Local Cultures – Global Spaces

Communities, People and Place
Straddling a Border: On the Colonial Construction of Indigenous Illegality
C. Kray
12:30 pm - 2:00 pm

Abstract

In the modern geopolitical imagination, borders are crossed unidirectionally. Nation-states define and fortify borders, individuals properly belong on one side, and those who do cross do so in one direction seeking to gain something on the other side. Less well understood, however, are the processes that generate binational living, in which people routinely cross borders and evade being pinned down. (Löfgren termed them “regionauts.”) Such border hoppers are cast as illegal, or at the very least, transgressive and suspect, tainted by their rootlessness. However, the politico-economic conditions that generate such straddling of borders are critical to understand if just and humane policies, including those of Indigenous lands rights, are to be fashioned. This paper traces the colonial construction of Indigenous illegality in the borderlands between Mexico and British Honduras (Belize) in the late nineteenth century. A series of factors (Indigenous rebellion in Mexico; commercial, export-oriented mahogany extraction; the munitions trade; a regional system of labor based on debt servitude; semi-feudal labor relations; and border disputes) created the conditions in which Indigenous Maya people had the best chances of physical survival, making a livelihood, evading debt, and remaining free of bondage if they routinely crossed the presumed border, marked by the Hondo River.
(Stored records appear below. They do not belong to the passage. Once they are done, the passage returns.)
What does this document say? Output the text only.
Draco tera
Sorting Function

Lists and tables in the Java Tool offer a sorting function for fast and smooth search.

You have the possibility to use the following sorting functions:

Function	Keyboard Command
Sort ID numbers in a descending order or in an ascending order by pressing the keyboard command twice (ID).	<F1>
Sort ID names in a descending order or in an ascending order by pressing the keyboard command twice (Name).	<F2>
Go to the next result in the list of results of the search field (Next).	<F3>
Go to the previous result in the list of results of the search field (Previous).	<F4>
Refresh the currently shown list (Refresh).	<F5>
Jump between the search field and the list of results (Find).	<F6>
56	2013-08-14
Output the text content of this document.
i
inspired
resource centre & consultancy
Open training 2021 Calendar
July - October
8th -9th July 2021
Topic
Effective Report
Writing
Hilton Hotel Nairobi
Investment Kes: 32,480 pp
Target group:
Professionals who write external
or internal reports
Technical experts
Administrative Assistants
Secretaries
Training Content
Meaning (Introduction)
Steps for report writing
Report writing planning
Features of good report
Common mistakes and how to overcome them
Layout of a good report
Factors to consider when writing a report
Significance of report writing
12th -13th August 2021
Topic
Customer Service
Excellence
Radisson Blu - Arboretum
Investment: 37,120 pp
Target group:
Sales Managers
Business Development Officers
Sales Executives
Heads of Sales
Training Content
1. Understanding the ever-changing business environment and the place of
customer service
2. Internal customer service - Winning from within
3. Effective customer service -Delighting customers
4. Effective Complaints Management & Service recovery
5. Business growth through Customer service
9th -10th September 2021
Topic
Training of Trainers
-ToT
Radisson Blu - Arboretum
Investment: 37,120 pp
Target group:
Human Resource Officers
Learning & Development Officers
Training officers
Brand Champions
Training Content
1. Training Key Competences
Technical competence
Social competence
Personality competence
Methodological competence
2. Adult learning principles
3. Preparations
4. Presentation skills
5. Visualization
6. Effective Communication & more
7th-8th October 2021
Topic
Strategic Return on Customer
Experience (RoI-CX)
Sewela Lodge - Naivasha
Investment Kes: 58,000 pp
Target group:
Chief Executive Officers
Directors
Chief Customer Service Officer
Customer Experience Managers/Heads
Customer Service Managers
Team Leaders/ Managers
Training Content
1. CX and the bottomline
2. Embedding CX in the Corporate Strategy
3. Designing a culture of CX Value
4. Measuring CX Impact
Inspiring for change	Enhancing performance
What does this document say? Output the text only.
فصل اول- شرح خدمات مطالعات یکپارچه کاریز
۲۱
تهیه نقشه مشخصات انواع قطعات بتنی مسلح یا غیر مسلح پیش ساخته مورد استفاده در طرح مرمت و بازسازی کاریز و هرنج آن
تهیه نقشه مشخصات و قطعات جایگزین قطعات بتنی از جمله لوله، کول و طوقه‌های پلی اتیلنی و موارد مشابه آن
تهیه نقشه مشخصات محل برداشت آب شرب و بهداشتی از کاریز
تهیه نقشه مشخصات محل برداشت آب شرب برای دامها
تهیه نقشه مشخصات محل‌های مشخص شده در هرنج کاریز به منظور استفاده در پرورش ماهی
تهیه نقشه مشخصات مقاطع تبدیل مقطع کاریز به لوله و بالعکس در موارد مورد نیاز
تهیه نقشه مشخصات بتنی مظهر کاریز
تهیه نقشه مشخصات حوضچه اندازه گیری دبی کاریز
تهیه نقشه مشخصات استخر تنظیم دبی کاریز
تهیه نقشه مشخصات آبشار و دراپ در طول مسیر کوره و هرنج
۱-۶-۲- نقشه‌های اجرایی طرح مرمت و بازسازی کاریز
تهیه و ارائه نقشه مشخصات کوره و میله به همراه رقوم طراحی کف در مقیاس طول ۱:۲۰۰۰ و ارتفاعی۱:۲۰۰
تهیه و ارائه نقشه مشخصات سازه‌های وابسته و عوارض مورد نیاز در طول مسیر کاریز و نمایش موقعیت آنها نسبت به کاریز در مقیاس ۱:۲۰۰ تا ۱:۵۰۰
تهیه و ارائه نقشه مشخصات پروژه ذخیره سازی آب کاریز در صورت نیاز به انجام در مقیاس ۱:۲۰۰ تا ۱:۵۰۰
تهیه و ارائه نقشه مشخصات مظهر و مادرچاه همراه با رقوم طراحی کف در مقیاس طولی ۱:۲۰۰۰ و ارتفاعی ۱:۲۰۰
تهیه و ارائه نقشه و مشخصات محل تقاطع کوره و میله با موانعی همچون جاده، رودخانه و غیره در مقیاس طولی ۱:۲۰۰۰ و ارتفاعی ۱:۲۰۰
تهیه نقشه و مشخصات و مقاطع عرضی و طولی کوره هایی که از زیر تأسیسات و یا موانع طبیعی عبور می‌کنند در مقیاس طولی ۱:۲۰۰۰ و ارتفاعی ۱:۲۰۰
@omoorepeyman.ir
They could erect houses on one side, farm on the other, and flee whenever necessary from rent and tax collectors, military leaders, and “masters.” This creative, short-term strategy, however, earned them the opprobrium and suspicion of British Honduran officials and employers and cemented the misperception of them as “immigrants,” setting them up for subsequent exclusion from land and voting rights.

Biography

Christine Kray is Professor of Anthropology at Rochester Institute of Technology. A political anthropologist, Kray focuses her research on the dynamics of power and culture. She is author of *Maya-British Conflict at the Edge of the Yucatecan Caste War* and coeditor of *Nasty Women and Bad Hombres: Gender and Race in the 2016 US Presidential Election and Race* and *Gender, and Political Culture in the Trump Era: The Fascist Allure*.